Enfin, pour en finir avec les livres, cette belle mais terrible réflexion en page 84 : … ‘ce sont des moments comme ceux-là, quand la vie ressemble à une page qui attend d’être tournée’.

Page 110, la dame parle avec le prêtre du narrateur : ‘Je ne connais pas ce détenu. Mais s’il lit des livres, il doit connaître cette magie-là. Ce qu’il lit n‘a pas d’importance. L’essentiel, c’est que la lecture lui ait ouvert un autre monde’.

Une formidable réflexion sur le temps (c’est le narrateur qui parle), page 138 : ‘Les horloges indiquent l’heure mais pas le temps. La mesure du temps, c’est le sens. «Je dois me lever pour aller travailler» ou «C’est l’heure du biberon». C’est le sens qui pousse les gens à se projeter dans l’avenir, c’est aussi lui qui les rattache au passé, et c’est ainsi qu’ils savent se placer dans l’univers. (…) Dans le couloir de la mort, le temps passe mais ne compte pas. Je pourrais avoir une pendule, mais que m’indiquerait son cadran ? Rien’.

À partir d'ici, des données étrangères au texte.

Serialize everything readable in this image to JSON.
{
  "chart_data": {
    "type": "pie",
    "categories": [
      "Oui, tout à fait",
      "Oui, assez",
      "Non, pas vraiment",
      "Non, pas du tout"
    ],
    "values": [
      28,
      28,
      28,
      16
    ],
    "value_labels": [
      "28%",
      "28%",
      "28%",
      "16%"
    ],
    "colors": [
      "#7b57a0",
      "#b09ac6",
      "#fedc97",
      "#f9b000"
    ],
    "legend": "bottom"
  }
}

Enfin, et pour la route, les chevaux dorés de ce lieu enchanté, les chevaux de liberté m’ont fait penser à un poème de Supervielle (poète uruguyen né en 1884), que j’adorais dans ma jeunesse lointaine, qui ne m’a jamais lâchée, qui a été longtemps encadré à côté de mon lit et dont je n’ai jamais oublié la moindre virgule. Là, il est juste question de la mort (le temps qui passe) symbolisée par les chevaux du temps qui, en venant s’abreuver à notre sang, pompent notre énergie vitale. Alors que dans le livre ils symbolisent d’abord et avant la liberté même si c’est la mort qui l’offre aux condamnés. Mais le rapport se fait. Les voici, ces chevaux du temps.

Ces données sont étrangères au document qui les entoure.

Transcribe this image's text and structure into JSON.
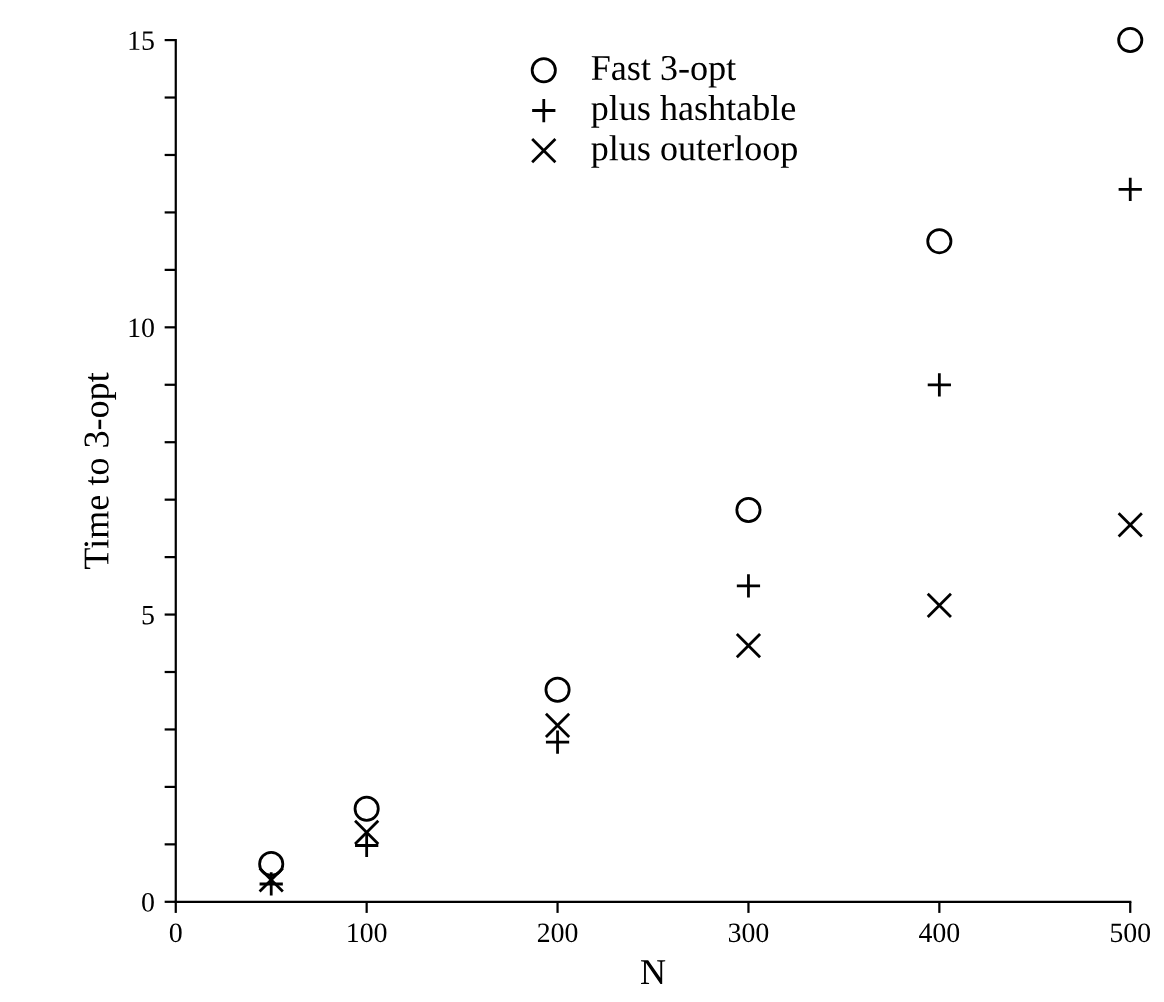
{
  "chart_data": {
    "type": "scatter",
    "xlabel": "N",
    "ylabel": "Time to 3-opt",
    "x": [
      50,
      100,
      200,
      300,
      400,
      500
    ],
    "series": [
      {
        "name": "Fast 3-opt",
        "color": "#000000",
        "marker": "circle",
        "values": [
          0.66,
          1.62,
          3.69,
          6.82,
          11.5,
          15.0
        ]
      },
      {
        "name": "plus hashtable",
        "color": "#000000",
        "marker": "plus",
        "values": [
          0.31,
          0.98,
          2.78,
          5.5,
          9.0,
          12.4
        ]
      },
      {
        "name": "plus outerloop",
        "color": "#000000",
        "marker": "cross",
        "values": [
          0.38,
          1.21,
          3.07,
          4.46,
          5.16,
          6.56
        ]
      }
    ],
    "xlim": [
      0,
      500
    ],
    "xticks": [
      0,
      100,
      200,
      300,
      400,
      500
    ],
    "ylim": [
      0,
      15
    ],
    "yticks": [
      0,
      {
        "value": 1,
        "label": null
      },
      {
        "value": 2,
        "label": null
      },
      {
        "value": 3,
        "label": null
      },
      {
        "value": 4,
        "label": null
      },
      5,
      {
        "value": 6,
        "label": null
      },
      {
        "value": 7,
        "label": null
      },
      {
        "value": 8,
        "label": null
      },
      {
        "value": 9,
        "label": null
      },
      10,
      {
        "value": 11,
        "label": null
      },
      {
        "value": 12,
        "label": null
      },
      {
        "value": 13,
        "label": null
      },
      {
        "value": 14,
        "label": null
      },
      15
    ],
    "grid": false,
    "legend": "top"
  }
}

Les chevaux du temps (tiré de ‘Les Amis inconnus’)

Quand les chevaux du temps s’arrêtent à ma porte,

J’hésite un peu toujours à les regarder boire

Puisque c’est de mon temps qu’ils étanchent leur soif.

Ils tournent vers ma face un œil reconnaissant

Tandis que leurs longs traits m’emplissent de faiblesse

Et me laissent si las, si seul et décevant

Qu’une nuit passagère envahit mes paupières

Et qu’il me faut soudain refaire en moi des forces

Pour qu’un jour où viendrait l’attelage assoiffé

Je puisse encore vivre et les désaltérer.

Là aussi il est question de temps, là aussi il est question de mort, là aussi il est question de chevaux. Coïncidence.

Si devais le noter sur 20, je ne le noterais pas car il est inclassable donc in-notable.